Debts Destruction: The silver lining is that everyone who has borrowed a lot of money to finance property – if they manage to get through the next 5 years – will see their debt levels in real terms decline because of the increased inflationary pressures developing. If you borrow £1 million in 2017 and inflation runs at 1.5% for 20 years, by 2037 the debt will still be worth £0.75 million in today’s money. But if inflation runs at an average of 3.5% - it will only be worth only £0.5 million in today’s money. Of course you are likely to have had to pay higher interest rates over that time, but at least the debt levels will be lower in today’s money terms. Higher inflation and a lowering Sterling value also are likely to mean property prices rising at a fast pace in future years.

UK Inflation History: One think is around 90% sure – that the UK will continue to have inflation since it’s the only way the government can every reduce its debts or devalue its debts. The UK has a strong “tradition” of inflation – normally running at around 1% per annum higher than mainland Europe – where monetary policy is set with a strong cautious German influence – they still recall Weimer German hyper-inflation and don’t want that to happen again.

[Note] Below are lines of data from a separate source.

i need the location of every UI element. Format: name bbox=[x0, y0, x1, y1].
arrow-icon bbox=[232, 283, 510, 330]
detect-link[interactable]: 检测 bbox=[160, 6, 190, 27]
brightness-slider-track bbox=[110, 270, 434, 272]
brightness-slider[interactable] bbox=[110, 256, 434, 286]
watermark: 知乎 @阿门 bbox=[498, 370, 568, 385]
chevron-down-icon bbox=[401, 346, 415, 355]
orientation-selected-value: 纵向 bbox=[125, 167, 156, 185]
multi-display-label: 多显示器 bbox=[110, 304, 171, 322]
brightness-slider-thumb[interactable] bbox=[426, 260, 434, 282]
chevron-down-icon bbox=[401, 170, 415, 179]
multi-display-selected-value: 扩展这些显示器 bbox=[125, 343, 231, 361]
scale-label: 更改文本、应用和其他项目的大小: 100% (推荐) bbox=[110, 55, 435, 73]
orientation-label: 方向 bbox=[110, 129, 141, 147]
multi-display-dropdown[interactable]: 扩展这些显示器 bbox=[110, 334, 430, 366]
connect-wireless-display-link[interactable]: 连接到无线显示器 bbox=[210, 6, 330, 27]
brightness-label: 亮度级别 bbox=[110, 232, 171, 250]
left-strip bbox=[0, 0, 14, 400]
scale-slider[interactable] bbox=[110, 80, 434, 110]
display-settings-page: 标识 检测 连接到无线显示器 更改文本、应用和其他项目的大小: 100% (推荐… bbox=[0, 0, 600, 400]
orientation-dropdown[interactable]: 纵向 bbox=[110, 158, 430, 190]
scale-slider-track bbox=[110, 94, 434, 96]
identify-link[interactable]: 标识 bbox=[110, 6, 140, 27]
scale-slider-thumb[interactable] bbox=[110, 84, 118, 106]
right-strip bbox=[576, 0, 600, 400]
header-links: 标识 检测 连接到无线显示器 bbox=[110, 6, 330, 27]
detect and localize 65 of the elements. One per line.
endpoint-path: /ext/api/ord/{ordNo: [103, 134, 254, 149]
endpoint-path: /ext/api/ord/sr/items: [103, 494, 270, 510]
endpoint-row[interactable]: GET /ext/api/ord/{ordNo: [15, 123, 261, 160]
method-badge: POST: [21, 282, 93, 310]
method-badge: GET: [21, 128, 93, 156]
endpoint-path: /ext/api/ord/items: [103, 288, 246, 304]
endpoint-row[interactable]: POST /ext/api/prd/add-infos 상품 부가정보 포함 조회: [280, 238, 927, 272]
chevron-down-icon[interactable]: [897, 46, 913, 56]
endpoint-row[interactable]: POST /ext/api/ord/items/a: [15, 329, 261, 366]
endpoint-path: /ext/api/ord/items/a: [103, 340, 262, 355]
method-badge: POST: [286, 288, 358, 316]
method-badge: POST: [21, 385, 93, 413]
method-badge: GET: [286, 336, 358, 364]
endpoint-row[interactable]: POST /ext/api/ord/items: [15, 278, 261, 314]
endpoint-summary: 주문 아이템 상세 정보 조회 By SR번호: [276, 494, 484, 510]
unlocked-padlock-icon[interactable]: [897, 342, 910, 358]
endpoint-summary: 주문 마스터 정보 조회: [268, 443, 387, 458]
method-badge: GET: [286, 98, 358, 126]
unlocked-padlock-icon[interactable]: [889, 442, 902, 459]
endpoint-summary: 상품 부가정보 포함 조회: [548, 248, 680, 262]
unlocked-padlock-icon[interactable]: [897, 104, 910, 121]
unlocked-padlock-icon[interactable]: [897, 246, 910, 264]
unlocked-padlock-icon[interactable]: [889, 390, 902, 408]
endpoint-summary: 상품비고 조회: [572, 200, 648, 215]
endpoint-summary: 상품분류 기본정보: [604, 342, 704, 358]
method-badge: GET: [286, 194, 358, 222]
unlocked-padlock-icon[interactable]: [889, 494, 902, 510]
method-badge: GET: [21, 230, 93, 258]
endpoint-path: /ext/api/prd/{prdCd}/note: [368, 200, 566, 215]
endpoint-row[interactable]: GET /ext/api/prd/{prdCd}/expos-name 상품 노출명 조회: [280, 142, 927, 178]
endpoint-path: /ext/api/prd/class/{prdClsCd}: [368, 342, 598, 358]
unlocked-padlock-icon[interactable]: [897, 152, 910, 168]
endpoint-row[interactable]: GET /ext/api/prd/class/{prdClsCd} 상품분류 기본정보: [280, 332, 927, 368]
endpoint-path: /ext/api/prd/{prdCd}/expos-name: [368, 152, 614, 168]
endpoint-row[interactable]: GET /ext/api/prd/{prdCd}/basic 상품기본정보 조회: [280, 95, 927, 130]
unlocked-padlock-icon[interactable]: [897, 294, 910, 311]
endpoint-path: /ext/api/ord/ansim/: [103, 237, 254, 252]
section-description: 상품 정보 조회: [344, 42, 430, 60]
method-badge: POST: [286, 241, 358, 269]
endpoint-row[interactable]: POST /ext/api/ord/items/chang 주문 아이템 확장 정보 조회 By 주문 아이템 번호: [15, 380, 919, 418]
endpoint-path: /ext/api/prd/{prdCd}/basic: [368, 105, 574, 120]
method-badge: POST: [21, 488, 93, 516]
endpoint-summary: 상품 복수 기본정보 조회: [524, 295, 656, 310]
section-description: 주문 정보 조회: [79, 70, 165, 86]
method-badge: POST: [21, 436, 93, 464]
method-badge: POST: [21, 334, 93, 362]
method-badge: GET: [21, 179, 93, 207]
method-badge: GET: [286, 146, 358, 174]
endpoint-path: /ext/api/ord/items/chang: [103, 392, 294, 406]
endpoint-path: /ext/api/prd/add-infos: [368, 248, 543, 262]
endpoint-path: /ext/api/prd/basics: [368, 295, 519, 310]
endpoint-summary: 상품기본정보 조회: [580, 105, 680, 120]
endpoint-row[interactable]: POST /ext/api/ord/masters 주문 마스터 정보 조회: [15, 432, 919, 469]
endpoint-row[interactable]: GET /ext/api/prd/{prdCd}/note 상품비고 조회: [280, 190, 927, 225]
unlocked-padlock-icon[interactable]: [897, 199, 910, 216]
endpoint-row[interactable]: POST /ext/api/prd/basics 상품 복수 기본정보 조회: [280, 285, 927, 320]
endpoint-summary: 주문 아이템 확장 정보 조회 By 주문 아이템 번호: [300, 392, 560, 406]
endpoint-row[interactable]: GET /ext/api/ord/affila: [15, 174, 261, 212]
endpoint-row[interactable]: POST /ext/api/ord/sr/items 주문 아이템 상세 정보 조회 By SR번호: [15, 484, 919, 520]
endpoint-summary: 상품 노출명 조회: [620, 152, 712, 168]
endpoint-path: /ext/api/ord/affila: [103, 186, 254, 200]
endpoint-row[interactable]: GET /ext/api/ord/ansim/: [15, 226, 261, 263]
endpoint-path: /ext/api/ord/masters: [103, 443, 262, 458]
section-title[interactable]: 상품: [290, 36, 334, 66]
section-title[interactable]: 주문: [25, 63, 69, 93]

House Price 67 Year History: If you look back at house prices, then you get a pretty good idea that future house prices will be far higher than today – simply because the Bank of England keeps printing money, creating inflation to make everyone be under the illusion that there is some form or growth. It’s like a massive con. But if you buy a house, this house will still be “one” house in 20 years time, but the value of Sterling may have dropped to half and house prices may have doubled.
So lets average UK house prices in the last 70 years:

1947 £850
1957 £1500
1967 £4000
1977 £15000
1987 £45000
1997 £110000
2007 £220000
2017 £285000

Future Inflation: It’s very clear that currency continues to decline in value – and house prices in Sterling currency terms continue to rise. We just think this will continue in future years. It’s a UK speciality. So don’t be surprized if average house prices are £600,000 by 2030 or earlier. Particularly as the population is growing rapidly and levels of home building is lagging way behind demand. Only 190,000 new homes/units are being built or created each year though around 330,000 are needed just to keep pace with demand. On top of that, the supply-demand imbalance has been running at around 150,000 a year for the last 15 years – the UK is around 3 million new homes short.

More Dangerous: In summary – the world has just got a lot more dangerous – and expect oil prices to rise sharply end 2018 and in the meanwhile inflationary pressures will force the Bank of England to continue to raise interest rates – so make sure you have plenty in reserve to pay for higher tax bills from the new draconian buy-to-let taxes and also the higher interest rates expected – a massive double negative whammy for buy-to-let landlords.

Buy-to-Let Got Killed: We predict further buy-to-let investment slowdown through 2018 with an increasing rental crisis as not enough properties are available to meet demand – and landlords are also forced to increase rents to pay high tax bills plus the higher borrowing costs on top – particularly in London.

It’s all looking very stormy out there and many buy-to-let landlords are likely to go bust as the twin government induced pincers of higher borrowing costs severely compounded by higher buy-to-let taxes because of the interest rates increases – kick-in and eat all profits whilst property prices start to drop.
Taxes Just Too High – Tax on a Loss: It’s certainly worth considering whether you should sell up at this point – since the Government has ruined the business with their crazy taxes on business borrowing – landlords are being taxes on losses (not profits) – which is tantamount to purposely killing a business/market – something more akin to Venezuela than the UK. Only a reversal of Osbourne’s crazy tax grab will alleviate the pressures – particularly as interest rates rise.